First is Sequence Tagging for Named Entity Recognition. The second is n-gram classification to generate candidate n-grams with statistical, semantic, natural language processing, and text features and classify them using Deep Neural Network.
We leverage BERT uncased model with augmented vocab and fine-tuned on scientific journals and book chapters. Furthermore, all encoder layer representations are fed into a constrained-transition (BIO encoding) CRF (Conditional random field) sequential tagger to discover concepts from the input text.
Why CRF (Conditional Random Field)
- CRF maximizes the log-likelihood of the sequence and produces the Maximum Likelihood Estimate of the sequence tags.
- CRF constraints ensure that only valid multigram sequence labels are generated as ordained by the label encoding – (e.g., BIO encoding guarantees entity segmentation in a sequence but has some grammar rules which must be fulfilled).
- CRF sequential log-likelihood is used as loss which better optimizes the network’s (if left unfrozen) output logits than an ordinary linear layer, as can be confirmed by comparing the output of an ordinary linear layer with CRF fine-tuned linear layer.
Summary
The Knowledge Graph is the backbone for all Embibe’s products. So knowledge graph completion is our primary task. This work helped us to maintain the Knowledge graph and extend it rapidly with minimal manual interventions.
In this exercise, the model is trained using BERT and other techniques for data processing, modelling and validation. Academically Differentiated Phrase Extractor is being used for underlining the important academic words from the raw academic text. Thus, we have automated the process of concept finding from a given textual data from different sources.
References
[1] Devlin Jacob, Ming-Wei Chang, Kenton Lee, and Kristina Toutanova. Bert: Pre-training of deep bidirectional transformers for language understanding. arXiv preprint arXiv:1810.04805 (2018).

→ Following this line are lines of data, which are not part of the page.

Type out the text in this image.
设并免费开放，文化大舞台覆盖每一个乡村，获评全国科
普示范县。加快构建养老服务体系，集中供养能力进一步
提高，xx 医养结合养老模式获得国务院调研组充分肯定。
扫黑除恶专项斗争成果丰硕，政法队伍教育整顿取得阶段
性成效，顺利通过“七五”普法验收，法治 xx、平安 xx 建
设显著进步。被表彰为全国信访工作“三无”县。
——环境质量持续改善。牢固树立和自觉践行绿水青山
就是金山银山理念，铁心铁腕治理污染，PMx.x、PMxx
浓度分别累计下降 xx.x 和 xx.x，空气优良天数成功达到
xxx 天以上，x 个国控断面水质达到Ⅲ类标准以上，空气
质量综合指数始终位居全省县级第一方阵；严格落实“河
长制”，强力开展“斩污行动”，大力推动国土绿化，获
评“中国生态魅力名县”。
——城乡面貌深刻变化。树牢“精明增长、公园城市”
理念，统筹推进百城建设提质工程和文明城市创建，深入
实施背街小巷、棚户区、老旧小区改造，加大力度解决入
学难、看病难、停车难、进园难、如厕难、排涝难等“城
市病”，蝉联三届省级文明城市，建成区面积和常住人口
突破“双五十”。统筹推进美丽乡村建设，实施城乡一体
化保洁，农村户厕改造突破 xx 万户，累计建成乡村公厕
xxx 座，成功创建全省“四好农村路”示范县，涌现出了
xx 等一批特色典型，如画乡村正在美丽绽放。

[2] Zhiheng Huang, Wei Xu, Kai Yu. Bidirectional LSTM-CRF Models for Sequence Tagging. arXiv preprint arXiv:1508.01991 (2015)
[3] William Cavnar and John Trenkle. N-Gram-Based Text Categorization. In Proceedings of SDAIR-94, 3rd Annual Symposium on Document Analysis and Information Retrieval (Las Vegas, US, 1994), pp. 161–175.
[4] Gaur, Manas, Keyur Faldu, and Amit Sheth. “Semantics of the Black-Box: Can knowledge graphs help make deep learning systems more interpretable and explainable?.” IEEE Internet Computing 25, no. 1 (2021): 51-59.